Single Variable Calculus, Chapter 1, 1.1, Section 1.1, Problem 49

The graph of the given curve is shown below. Find an expression for its function.










You can find the equation of the line using the point slope form.



$\begin{equation} \begin{aligned} y - 3 &= \frac{0-3}{3-0}(x-0) && (\text{Simplifying the equation})\\ \\ y - 3 &= - x && (\text{Solving for } y)\\ \\ y &= -x + 3 \text{ for } 0 \leq x \leq 3\\ \end{aligned} \end{equation}$




Again, using point slope form, we can get the equation of the other line.

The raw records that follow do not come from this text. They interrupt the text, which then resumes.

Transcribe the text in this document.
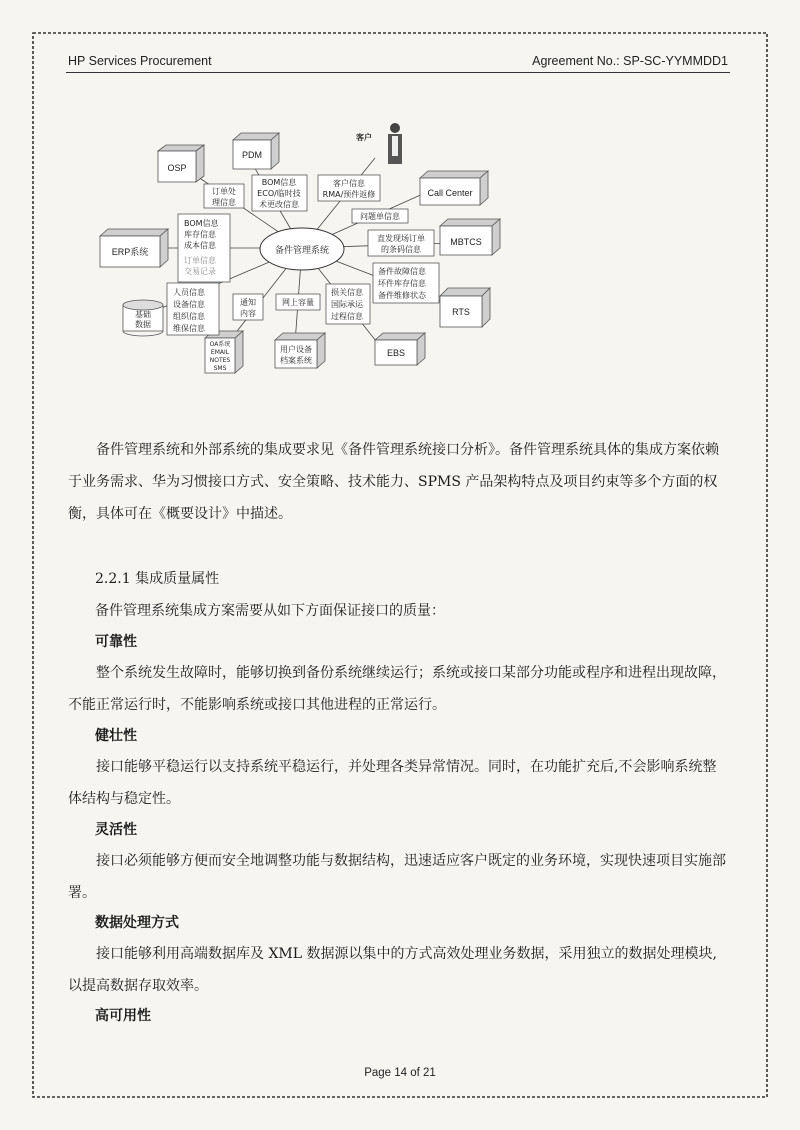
HP Services Procurement	Agreement No.: SP-SC-YYMMDD1
备件管理系统
OSP
PDM
ERP系统
Call Center
MBTCS
RTS
EBS
用户设备
档案系统
OA系统
EMAIL
NOTES
SMS
基础
数据
客户
订单处
理信息
BOM信息
ECO/临时技
术更改信息
客户信息
RMA/预件返修
问题单信息
BOM信息
库存信息
成本信息
订单信息
交易记录
直发现场订单
的条码信息
人员信息
设备信息
组织信息
维保信息
备件故障信息
坏件库存信息
备件维修状态
通知
内容
网上容量
损关信息
国际承运
过程信息
备件管理系统和外部系统的集成要求见《备件管理系统接口分析》。备件管理系统具体的集成方案依赖于业务需求、华为习惯接口方式、安全策略、技术能力、SPMS 产品架构特点及项目约束等多个方面的权衡，具体可在《概要设计》中描述。
2.2.1 集成质量属性
备件管理系统集成方案需要从如下方面保证接口的质量：
可靠性
整个系统发生故障时，能够切换到备份系统继续运行；系统或接口某部分功能或程序和进程出现故障，不能正常运行时，不能影响系统或接口其他进程的正常运行。
健壮性
接口能够平稳运行以支持系统平稳运行，并处理各类异常情况。同时，在功能扩充后,不会影响系统整体结构与稳定性。
灵活性
接口必须能够方便而安全地调整功能与数据结构，迅速适应客户既定的业务环境，实现快速项目实施部署。
数据处理方式
接口能够利用高端数据库及 XML 数据源以集中的方式高效处理业务数据，采用独立的数据处理模块,以提高数据存取效率。
高可用性
Page 14 of 21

$\begin{equation} \begin{aligned} y - 0 &= \frac{4 - 0}{5 - 3}(x - 3) && (\text{Simplifying the equation and } \text{solving for } y) \\ \\ y &= 2x - 6 \text{ for } 3 < x \leq 5 && \\ \end{aligned} \end{equation}$



Therefore the final expression for this function is...



$\begin{equation} \begin{aligned} \fbox{$ f(x) = \begin{array}{ccc} -x + 3 & \text { for } & 0 \leq x \leq 3 \\ 2x - 6 & \text { for } & 3 \leq x \leq 5 \end{array} $} \end{aligned} \end{equation}$